I like to go to shops. I like to touch things. I like to connect to people. On the other hand, there are other aspects of the Internet and the social media, like for example what you just said about censorship. As in the case of Iran in 2009, or in Egypt, people could use social media in order to get their information from outside. I think, in regards to social media, we need to create a larger debate on a national level—try to understand it and use its positive aspects, but not just to give in to it blindly.

NPQ | Despite the progressive message that the new Iranian president Hassan Rouhani and his government are trying to project to the world, a lot of social media—including Twitter—are still blocked in Iran.

NAFISI | Yes, they regularly do that; it is a very interesting phenomenon. It is known how much Mr. Rouhani’s government is using the social media—Mr. Rouhani himself is tweeting; his foreign minister goes on YouTube. Totalitarian systems like in Iran are very savvy about propaganda when it comes to themselves, that’s all they do! But what makes me hopeful also is that the Iranian people, especially the youth, just don’t give up and they are in many ways far savvier than the regime.

The government is constantly trying to block the common people from using the social media, but they are not fully able to do it. Iran, like China, has the most sophisticated ways of blocking the Internet and censoring, but the good news is that they haven’t been able to do this because people have nonetheless found ways of communicating to the world.

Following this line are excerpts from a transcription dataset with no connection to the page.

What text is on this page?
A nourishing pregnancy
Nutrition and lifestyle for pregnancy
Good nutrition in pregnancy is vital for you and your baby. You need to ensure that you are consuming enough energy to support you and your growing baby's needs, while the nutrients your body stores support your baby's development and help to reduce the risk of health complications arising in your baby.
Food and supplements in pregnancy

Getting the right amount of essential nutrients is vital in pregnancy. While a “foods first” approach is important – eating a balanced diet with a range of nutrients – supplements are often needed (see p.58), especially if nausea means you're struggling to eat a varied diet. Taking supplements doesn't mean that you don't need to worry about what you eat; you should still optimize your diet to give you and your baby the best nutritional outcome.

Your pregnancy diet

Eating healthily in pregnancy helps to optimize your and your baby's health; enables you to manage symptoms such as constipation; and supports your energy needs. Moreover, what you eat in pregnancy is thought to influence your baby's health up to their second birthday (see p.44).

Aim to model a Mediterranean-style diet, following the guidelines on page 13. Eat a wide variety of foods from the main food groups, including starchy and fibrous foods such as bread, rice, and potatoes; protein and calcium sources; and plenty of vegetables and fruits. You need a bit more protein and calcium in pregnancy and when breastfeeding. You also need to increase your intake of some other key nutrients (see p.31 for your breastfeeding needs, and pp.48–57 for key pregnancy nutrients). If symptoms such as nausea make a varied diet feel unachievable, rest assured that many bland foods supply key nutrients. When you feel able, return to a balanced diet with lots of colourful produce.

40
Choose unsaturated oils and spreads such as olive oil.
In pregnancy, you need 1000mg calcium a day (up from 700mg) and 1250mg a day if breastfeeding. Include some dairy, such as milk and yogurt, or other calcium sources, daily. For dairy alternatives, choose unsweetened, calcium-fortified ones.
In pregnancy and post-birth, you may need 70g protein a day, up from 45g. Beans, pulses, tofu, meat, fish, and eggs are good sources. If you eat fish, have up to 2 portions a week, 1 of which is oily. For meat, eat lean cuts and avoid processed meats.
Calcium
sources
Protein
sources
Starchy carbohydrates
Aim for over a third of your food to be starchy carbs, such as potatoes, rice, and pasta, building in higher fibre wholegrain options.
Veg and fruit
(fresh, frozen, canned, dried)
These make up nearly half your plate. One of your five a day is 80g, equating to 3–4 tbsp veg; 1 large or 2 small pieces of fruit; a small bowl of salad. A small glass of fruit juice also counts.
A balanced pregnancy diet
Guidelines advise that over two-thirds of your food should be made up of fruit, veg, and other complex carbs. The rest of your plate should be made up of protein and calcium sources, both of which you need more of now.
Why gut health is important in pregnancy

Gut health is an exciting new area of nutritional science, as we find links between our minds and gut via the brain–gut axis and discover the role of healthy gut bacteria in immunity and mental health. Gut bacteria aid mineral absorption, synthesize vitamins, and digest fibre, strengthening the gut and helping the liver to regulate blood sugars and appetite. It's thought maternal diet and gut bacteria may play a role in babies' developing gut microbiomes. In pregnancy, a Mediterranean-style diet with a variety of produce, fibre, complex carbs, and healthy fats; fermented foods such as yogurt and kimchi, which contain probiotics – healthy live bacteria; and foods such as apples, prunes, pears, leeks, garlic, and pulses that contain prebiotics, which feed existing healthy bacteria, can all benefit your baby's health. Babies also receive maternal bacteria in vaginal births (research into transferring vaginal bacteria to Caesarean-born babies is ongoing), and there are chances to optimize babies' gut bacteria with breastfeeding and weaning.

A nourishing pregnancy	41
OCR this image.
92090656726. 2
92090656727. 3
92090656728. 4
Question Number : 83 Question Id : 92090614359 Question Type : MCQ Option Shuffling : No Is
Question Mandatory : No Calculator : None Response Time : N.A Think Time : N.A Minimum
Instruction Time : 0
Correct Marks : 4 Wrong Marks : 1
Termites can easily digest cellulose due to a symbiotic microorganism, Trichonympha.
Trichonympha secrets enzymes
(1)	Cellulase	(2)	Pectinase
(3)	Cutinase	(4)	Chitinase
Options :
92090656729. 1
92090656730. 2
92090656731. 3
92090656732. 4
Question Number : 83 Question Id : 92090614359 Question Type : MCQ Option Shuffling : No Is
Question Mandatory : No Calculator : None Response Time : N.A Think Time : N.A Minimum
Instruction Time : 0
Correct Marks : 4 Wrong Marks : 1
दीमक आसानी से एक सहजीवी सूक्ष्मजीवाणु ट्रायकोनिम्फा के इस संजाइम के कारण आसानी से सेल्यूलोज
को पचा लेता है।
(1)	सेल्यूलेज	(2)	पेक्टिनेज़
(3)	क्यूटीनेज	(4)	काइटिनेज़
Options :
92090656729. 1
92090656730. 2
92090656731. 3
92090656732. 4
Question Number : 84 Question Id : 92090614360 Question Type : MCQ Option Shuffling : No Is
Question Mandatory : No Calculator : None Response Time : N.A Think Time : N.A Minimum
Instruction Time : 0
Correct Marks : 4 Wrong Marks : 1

That’s why it is so important to put pressure on social media and Internet companies to not give in to these governments.

NPQ | Since he assumed office last August, President Rouhani has been portrayed by the Western media as an “experienced technocrat,” much friendlier toward the West than any of his recent predecessors. His emphasis on the economy and engagement with the world has begun to change international perceptions of Iran and shift the mood at home. Is that an accurate depiction?

NAFISI | The Western media, I am afraid, often misreads reality. I am not saying they do this intentionally; part of it is out of ignorance and part of it is that leaders are turned into celebrities—even if they are presidents of a country like Iran. In part they don’t hear the other voices except for a few people who call themselves “Iran experts” in Washington DC!

The whole point about Mr. Rouhani is that he has made some claims which are based on the fact that Iran is in a really deep economic, social and political crisis and the sanctions against the Iranian government only make that crisis much deeper. Mr. Rouhani has not done much inside Iran to create openness, to grant freedom.

If you watch human rights reports on Iran, you will note the executions and the situation of prisoners. In Iran, the situation is very complicated because, on one hand, many people within the ruling elite in Iran know that things are not going well. On the other hand, what can the people of Iran hope for right now?

Socially, culturally and politically they are constantly under pressure. They are censored. Then the economic situation is worsening. The inefficiency—the fact that people who have the know-how are never secure enough in Iran to be able to do something beneficial—all contribute to the problematic situation.

What is killing people, when I speak to my friends inside Iran, is not just politics. It is also maladies like pollution and other problems that the Iranian government cannot harness.

People like Mr. Rouhani are very worried about this situation and they try to contain it, but how much can they contain it while keeping the status quo?

That is the problem because the Islamic regime was founded, like the communist regime in the former Soviet Union, on certain “principles.” Being anti-American or anti-West, the fundamentalism—all these are part of the system. How can they change that? How can they bring reform to this country without breaking it up? They have seen what happened in Eastern Europe, so they are worried.